What did you make a few times that came out ok? Injera?

 

In my village we only have one Indian grocer. I've never seen flours of mixed grains there. That would be interesting, though I would probably make my own mix so I could have a more exact recipe. I've seen atta for making chapatis, and besan of course.

 

I've experimented with making my own version of baking powder using equal parts by volume of powdered calcium carbonate and citric acid. By weight, using the CaCO3 and C6H8O7 I have, the 1-1 volume ratio comes close to the mass ratio needed for complete reaction of the two to produce carbon dioxide (about 3 to 4).

 

I made something that turned out very good--I made a kind of pancake using 1 c. besan, 1/2 t of my baking powder, 1/2 t salt, chopped Indian green chilis, chopped green onions, chopped parsley and cilantro, 1/2 c sunflower seeds, and about 1 c. water. I mixed these, let the batter sit 10 minutes, then cooked like regular pancakes, using sunflower oil in a non-stick 6" fry pan. After cooking them I spread a little masti chutney on top. Made me happy. I grew up in India with pakoras and and I thought these were just as good.              Edit: sunflower seeds are not traditional in pakoras, and definitely not needed.

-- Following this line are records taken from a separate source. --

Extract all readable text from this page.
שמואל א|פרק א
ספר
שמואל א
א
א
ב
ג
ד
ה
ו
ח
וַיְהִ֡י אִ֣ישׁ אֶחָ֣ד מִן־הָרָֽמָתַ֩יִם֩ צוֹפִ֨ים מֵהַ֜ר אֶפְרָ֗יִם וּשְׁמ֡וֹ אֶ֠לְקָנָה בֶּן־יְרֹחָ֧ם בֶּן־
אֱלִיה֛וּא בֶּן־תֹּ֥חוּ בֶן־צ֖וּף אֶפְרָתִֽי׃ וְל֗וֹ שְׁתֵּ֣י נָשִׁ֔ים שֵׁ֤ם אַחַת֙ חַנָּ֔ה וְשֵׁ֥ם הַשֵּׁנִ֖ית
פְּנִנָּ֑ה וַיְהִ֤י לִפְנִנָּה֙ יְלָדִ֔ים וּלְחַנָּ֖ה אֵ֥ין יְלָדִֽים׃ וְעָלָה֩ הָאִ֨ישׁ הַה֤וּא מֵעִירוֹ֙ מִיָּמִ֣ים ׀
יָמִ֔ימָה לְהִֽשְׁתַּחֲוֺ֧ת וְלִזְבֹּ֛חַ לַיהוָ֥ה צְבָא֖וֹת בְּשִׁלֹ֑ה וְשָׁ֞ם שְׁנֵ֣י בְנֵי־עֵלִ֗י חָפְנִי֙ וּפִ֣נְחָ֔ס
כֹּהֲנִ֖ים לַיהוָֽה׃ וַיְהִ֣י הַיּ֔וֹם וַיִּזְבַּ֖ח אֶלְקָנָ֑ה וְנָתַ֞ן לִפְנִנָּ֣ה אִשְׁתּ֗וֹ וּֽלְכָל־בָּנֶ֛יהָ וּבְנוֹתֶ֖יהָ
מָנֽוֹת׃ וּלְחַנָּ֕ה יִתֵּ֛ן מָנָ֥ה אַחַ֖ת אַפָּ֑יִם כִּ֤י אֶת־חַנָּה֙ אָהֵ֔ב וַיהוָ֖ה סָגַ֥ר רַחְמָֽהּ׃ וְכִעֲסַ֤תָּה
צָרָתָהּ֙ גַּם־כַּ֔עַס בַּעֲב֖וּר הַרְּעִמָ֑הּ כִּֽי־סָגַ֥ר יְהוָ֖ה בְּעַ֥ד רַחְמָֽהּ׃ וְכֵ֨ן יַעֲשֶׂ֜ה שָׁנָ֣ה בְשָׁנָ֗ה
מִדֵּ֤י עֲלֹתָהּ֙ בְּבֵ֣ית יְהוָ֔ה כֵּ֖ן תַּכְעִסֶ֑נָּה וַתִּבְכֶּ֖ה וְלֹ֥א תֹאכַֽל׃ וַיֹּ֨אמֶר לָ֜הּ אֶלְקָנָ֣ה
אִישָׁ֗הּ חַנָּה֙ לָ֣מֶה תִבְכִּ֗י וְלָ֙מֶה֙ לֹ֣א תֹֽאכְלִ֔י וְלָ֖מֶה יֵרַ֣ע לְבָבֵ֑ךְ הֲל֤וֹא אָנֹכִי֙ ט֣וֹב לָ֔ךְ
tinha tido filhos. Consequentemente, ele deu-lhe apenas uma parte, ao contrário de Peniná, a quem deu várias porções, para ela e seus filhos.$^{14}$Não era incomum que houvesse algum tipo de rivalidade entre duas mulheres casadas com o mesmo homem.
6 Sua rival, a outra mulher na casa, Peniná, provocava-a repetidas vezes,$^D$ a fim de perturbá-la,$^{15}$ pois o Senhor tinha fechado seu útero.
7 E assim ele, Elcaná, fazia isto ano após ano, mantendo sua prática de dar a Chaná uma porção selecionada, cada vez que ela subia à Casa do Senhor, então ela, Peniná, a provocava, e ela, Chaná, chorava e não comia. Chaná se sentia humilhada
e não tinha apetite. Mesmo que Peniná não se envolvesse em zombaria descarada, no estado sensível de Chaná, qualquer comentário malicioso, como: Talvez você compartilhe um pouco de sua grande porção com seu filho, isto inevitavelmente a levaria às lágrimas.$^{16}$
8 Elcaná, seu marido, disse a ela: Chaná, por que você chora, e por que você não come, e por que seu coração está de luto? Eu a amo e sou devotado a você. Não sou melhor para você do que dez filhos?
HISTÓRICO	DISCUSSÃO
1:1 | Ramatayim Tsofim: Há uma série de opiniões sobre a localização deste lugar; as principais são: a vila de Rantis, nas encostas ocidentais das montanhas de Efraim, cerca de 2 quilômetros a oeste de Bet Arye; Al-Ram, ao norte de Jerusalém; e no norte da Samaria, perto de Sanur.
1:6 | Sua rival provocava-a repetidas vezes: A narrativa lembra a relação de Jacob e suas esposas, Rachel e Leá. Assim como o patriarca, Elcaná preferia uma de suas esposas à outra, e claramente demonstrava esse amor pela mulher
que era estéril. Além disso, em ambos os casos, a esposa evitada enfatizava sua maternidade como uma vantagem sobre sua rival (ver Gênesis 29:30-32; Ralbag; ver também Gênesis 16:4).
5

Edited by OregonYeti - 2/28/15 at 8:31am
post #10 of 12

Yeah, the injera.  Its a pain just because it has sit.

 

I saw how to make baking powder in an old cookbook I picked up with a huge section on substitutions and equivalencies.  That book was awesome because it had this chart on what every grain and legume came out to in volume after soaking or cooking.  I use that section all the time. 

 

I've seen savory pancake recipes and such like that.  It sounds good. 

post #11 of 12
Thread Starter 

I think my whole wheat and oats pancakes might be my best experiment ever. (People who know me know I do a lot of weird experimenting). The oats soften the wheat, and the wheat in turn holds it together. I love the flavor and the texture. I'll be taking it for lunch at work, at room temperature in a ziploc bag, and there are a lot of things I know I will like with it. A fiery pepper, tomato, and onion thing with boied eggs simmered in it is one I will have with it. My homemade hummus. Chicken curry. Egg salad. Doro wat.


Edited by OregonYeti - 3/1/15 at 11:01pm
post #12 of 12
Thread Starter 

I'm about to find out why people stopped cooking wheat as they do rice. I'm making some steamed wheat "berries", cooked like rice.